The following information is compiled from National Shooting Sports Foundation and Sports Day.
Since 2000, hunting participation by females has risen dramatically in the U.S. In the first year of the new millennium, 5,264 females passed the mandatory hunter education course. The course is required of every hunter born on or after Sept. 2, 1971.
By 2010, 8,500 females, 20.3 percent of all students, passed hunter education. In 2014, 16,534 females took the course. Females represented 23 percent of last year’s 72,015 hunter ed students.
“We’ve been encouraging women to try hunting and shooting sports through our outreach programs,” said Nancy Herron, the Texas Parks and Wildlife Department’s outreach and education director.
“There’s also been a surge in movies and television of very capable women being resourceful.”

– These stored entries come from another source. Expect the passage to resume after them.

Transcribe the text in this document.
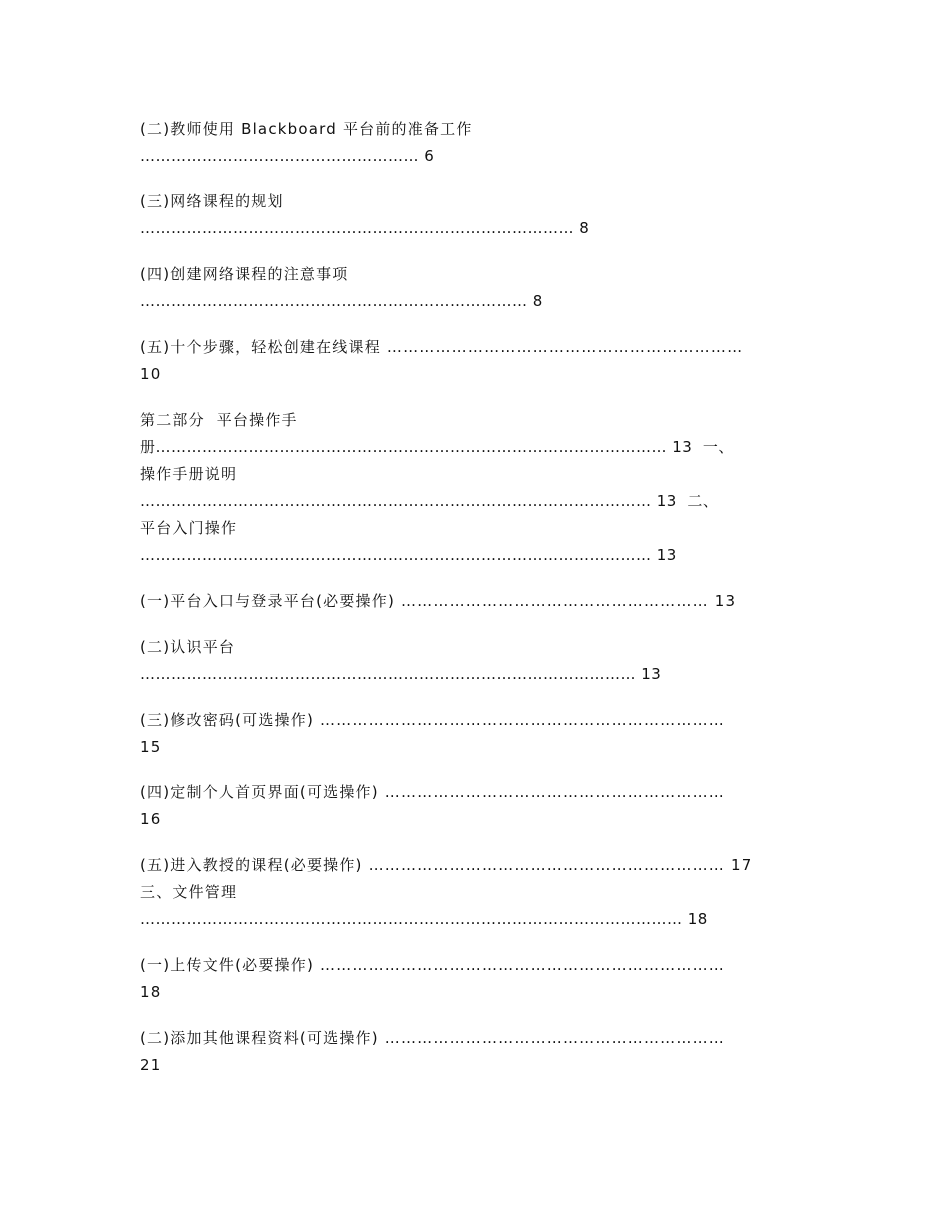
(二)教师使用 Blackboard 平台前的准备工作

……………………………………………… 6

(三)网络课程的规划

………………………………………………………………………… 8

(四)创建网络课程的注意事项

………………………………………………………………… 8

(五)十个步骤，轻松创建在线课程 …………………………………………………………

10

第二部分  平台操作手

册……………………………………………………………………………………… 13  一、

操作手册说明

……………………………………………………………………………………… 13  二、

平台入门操作

……………………………………………………………………………………… 13

(一)平台入口与登录平台(必要操作) ………………………………………………… 13

(二)认识平台

…………………………………………………………………………………… 13

(三)修改密码(可选操作) …………………………………………………………………

15

(四)定制个人首页界面(可选操作) ………………………………………………………

16

(五)进入教授的课程(必要操作) ………………………………………………………… 17

三、文件管理

…………………………………………………………………………………………… 18

(一)上传文件(必要操作) …………………………………………………………………

18

(二)添加其他课程资料(可选操作) ………………………………………………………

21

Then there are women like Monica Bickerstaff, who married a man obsessed by hunting and fishing. She was ready for the fishing part, having fished with her dad while growing up in Kansas. She took up hunting to spend more time with her husband, L.D. Bickerstaff.
Neither of them knew that she’d be hooked on hunting. Monica Bickerstaff recalls the Kansas hunter education course she took at age 30. She was the lone female in a class of males, ages 7 and up.

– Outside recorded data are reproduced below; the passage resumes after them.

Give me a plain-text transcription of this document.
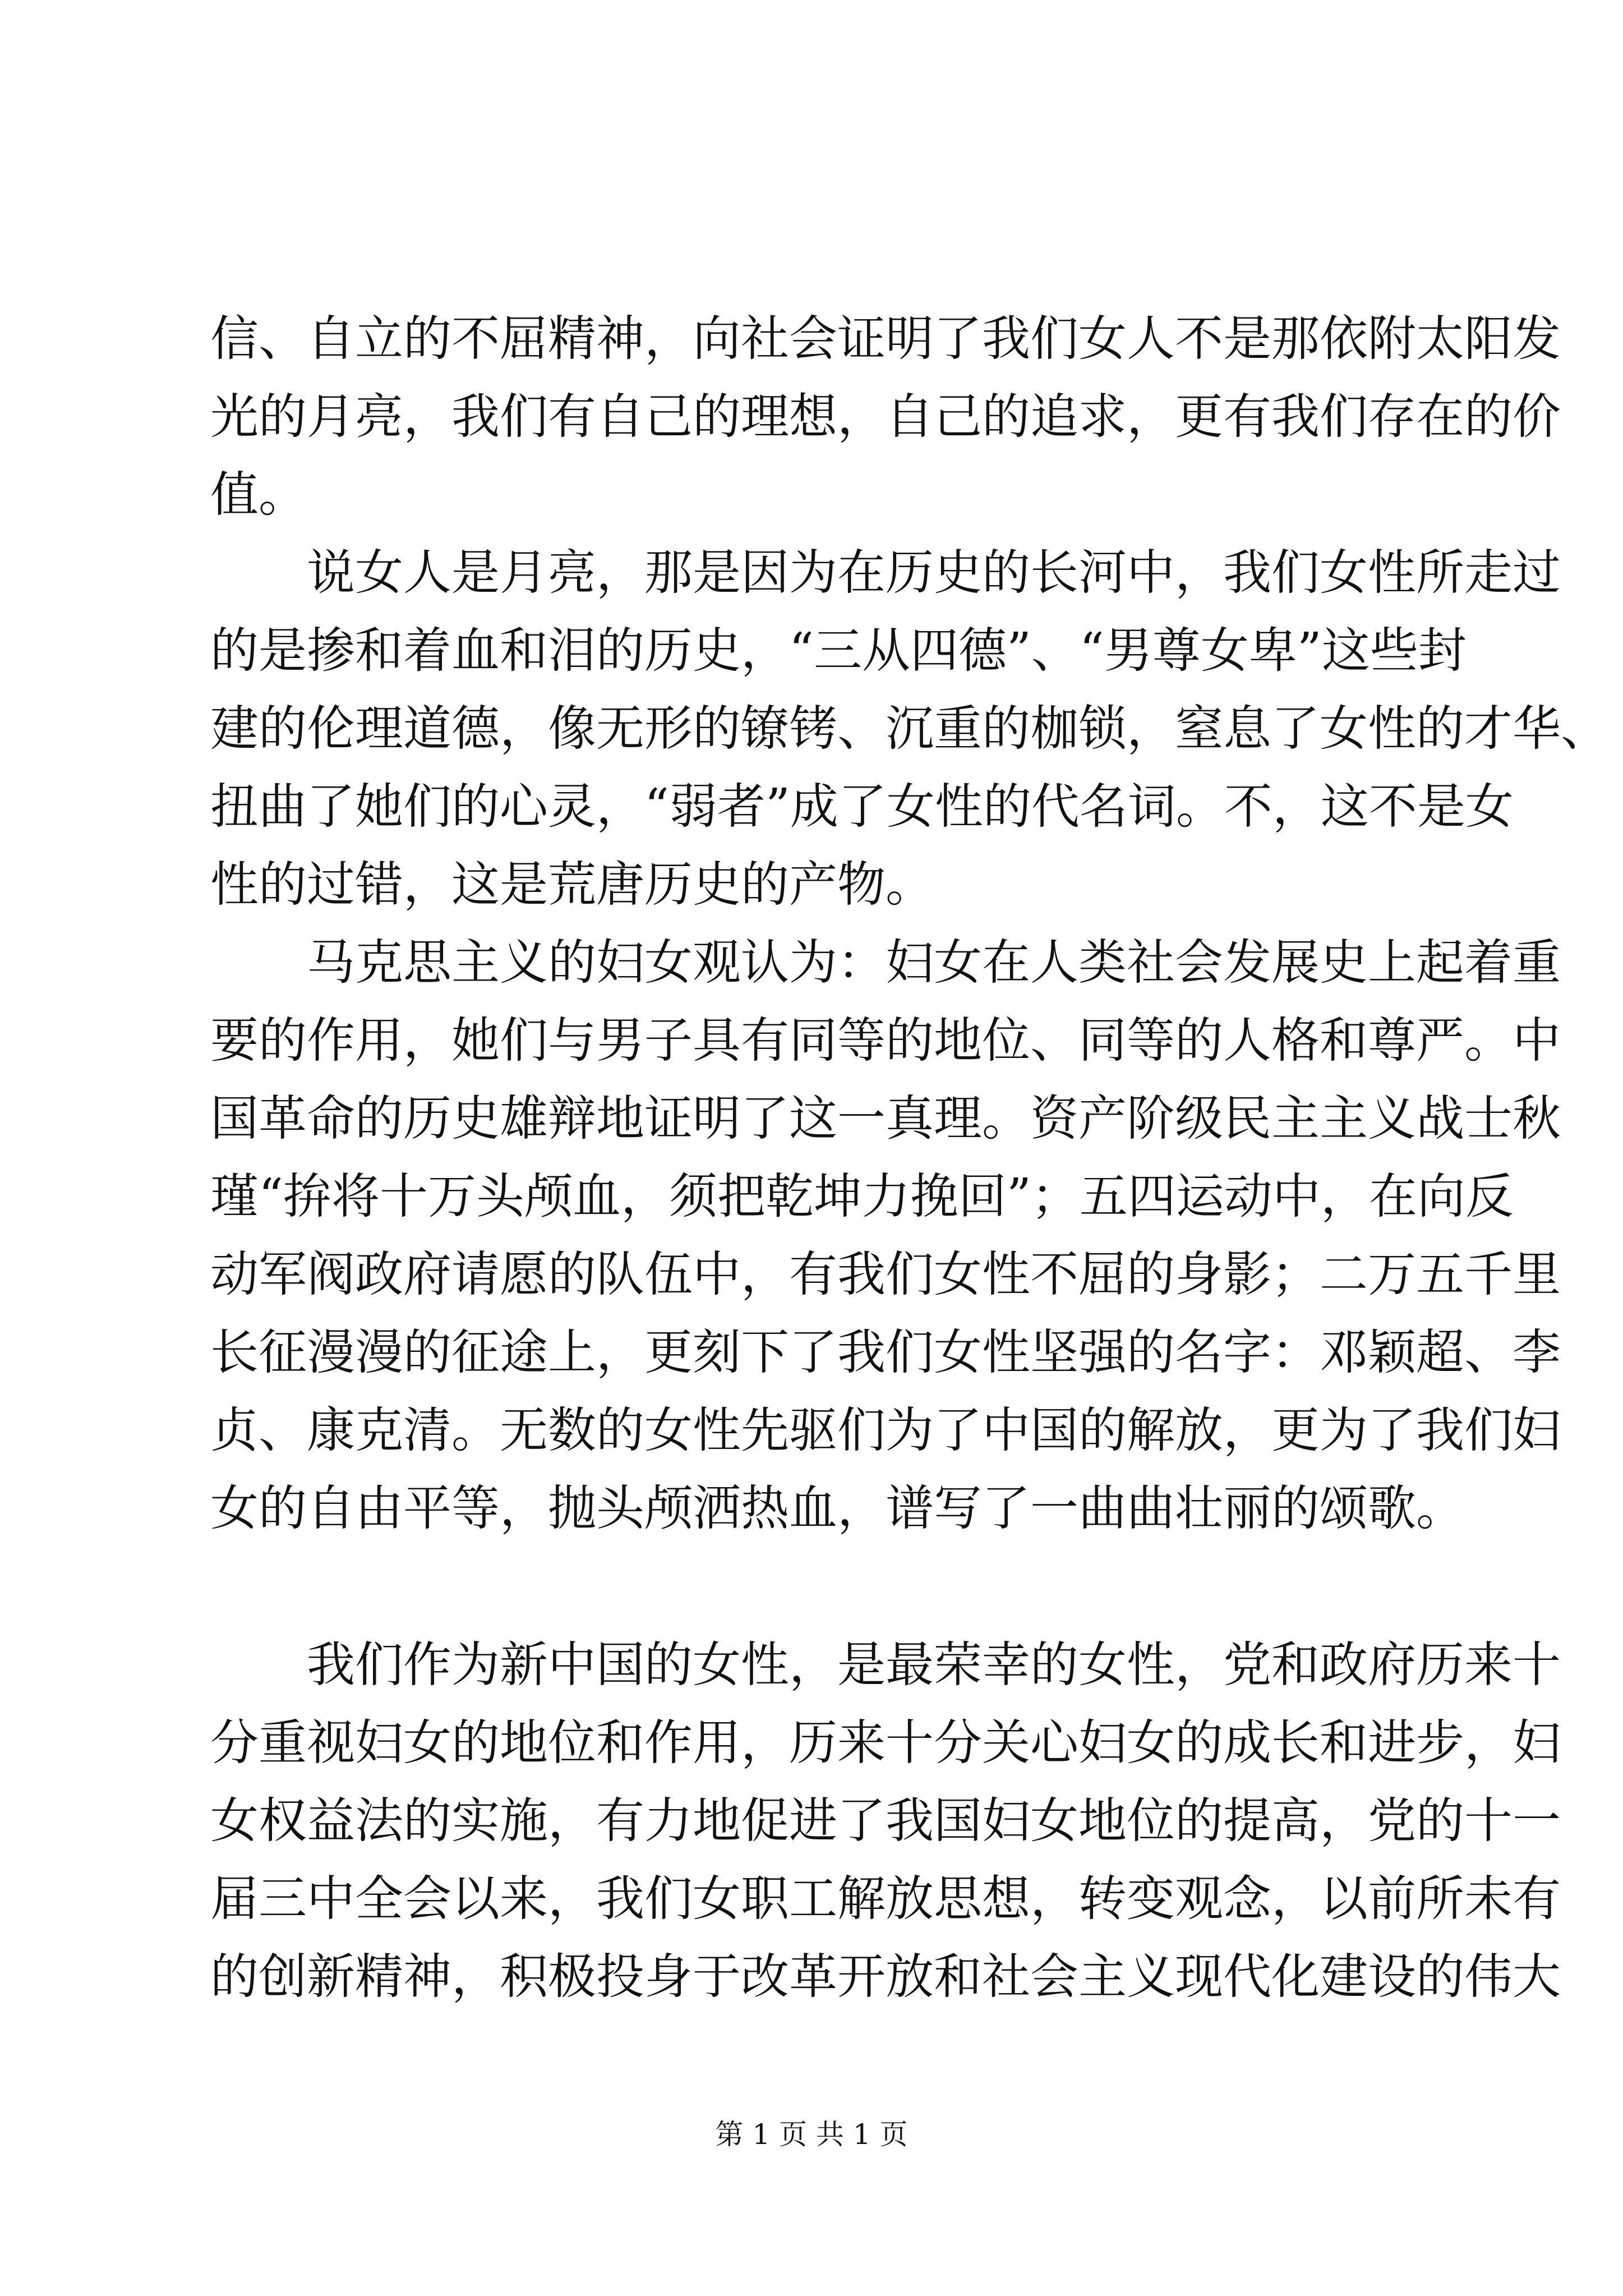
信、自立的不屈精神，向社会证明了我们女人不是那依附太阳发
光的月亮，我们有自己的理想，自己的追求，更有我们存在的价
值。
说女人是月亮，那是因为在历史的长河中，我们女性所走过
的是掺和着血和泪的历史，“三从四德”、“男尊女卑”这些封
建的伦理道德，像无形的镣铐、沉重的枷锁，窒息了女性的才华、
扭曲了她们的心灵，“弱者”成了女性的代名词。不，这不是女
性的过错，这是荒唐历史的产物。
马克思主义的妇女观认为：妇女在人类社会发展史上起着重
要的作用，她们与男子具有同等的地位、同等的人格和尊严。中
国革命的历史雄辩地证明了这一真理。资产阶级民主主义战士秋
瑾“拚将十万头颅血，须把乾坤力挽回”；五四运动中，在向反
动军阀政府请愿的队伍中，有我们女性不屈的身影；二万五千里
长征漫漫的征途上，更刻下了我们女性坚强的名字：邓颖超、李
贞、康克清。无数的女性先驱们为了中国的解放，更为了我们妇
女的自由平等，抛头颅洒热血，谱写了一曲曲壮丽的颂歌。
我们作为新中国的女性，是最荣幸的女性，党和政府历来十
分重视妇女的地位和作用，历来十分关心妇女的成长和进步，妇
女权益法的实施，有力地促进了我国妇女地位的提高，党的十一
届三中全会以来，我们女职工解放思想，转变观念，以前所未有
的创新精神，积极投身于改革开放和社会主义现代化建设的伟大
第 1 页 共 1 页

“Hunter education has changed a lot since then,” said Bickerstaff, who liked hunting so much that she and her husband became volunteer hunter education instructors for the Kansas Department of Wildlife and Parks. Bickerstaff enjoyed the teaching almost as much as the hunting. She returned to college for a master’s degree in adult, occupational and continuing education. In 2013, she took the TPWD job of North Texas hunter education specialist.
The Bickerstaffs live in Perrin. Nowadays, when either of them buys a hunting gadget, the other wants to know why two weren’t purchased. When non-hunting women ask why she hunts, Bickerstaff explains that one key reason is to put food on the table.
“My husband and I prefer to have more control over how our food is processed and prepared,” she said. “This is not the sole reason that I hunt, it’s merely a bonus. I share some of the great experiences I’ve enjoyed — like the pride and accomplishment when the hours of training come together and a wily pheasant rises under my Labrador retriever’s nose.
“For me, it’s not all about the hunt and filling a tag. It’s more about getting into nature, spending time with family and regenerating.”
In the 11 years she’s been involved in hunter education, Bickerstaff has watched a steady increase in the number of women taking the courses. Some of them married hunters. Others find themselves the single parent of a child interested in hunting.
“Spending time with family and friends is a big reason women participate in hunting,” Bickerstaff said. “Females take up the sport to become part of that social network within their family or community.
“Movies, such as the Hunger Games trilogy, has piqued young women’s interest in archery and all it has to offer — including hunting. I believe the TPWD outreach programs like Becoming an Outdoors Woman has helped, as well. In recent years, women participating in BOW workshops have the opportunity to participate in mentored deer hunts.”
Some women don’t enjoy the hunting all that much. Others wind up like Bickerstaff. When asked her favorite part of the hunt, she couldn’t single out just one thing. “I like it all,” she said.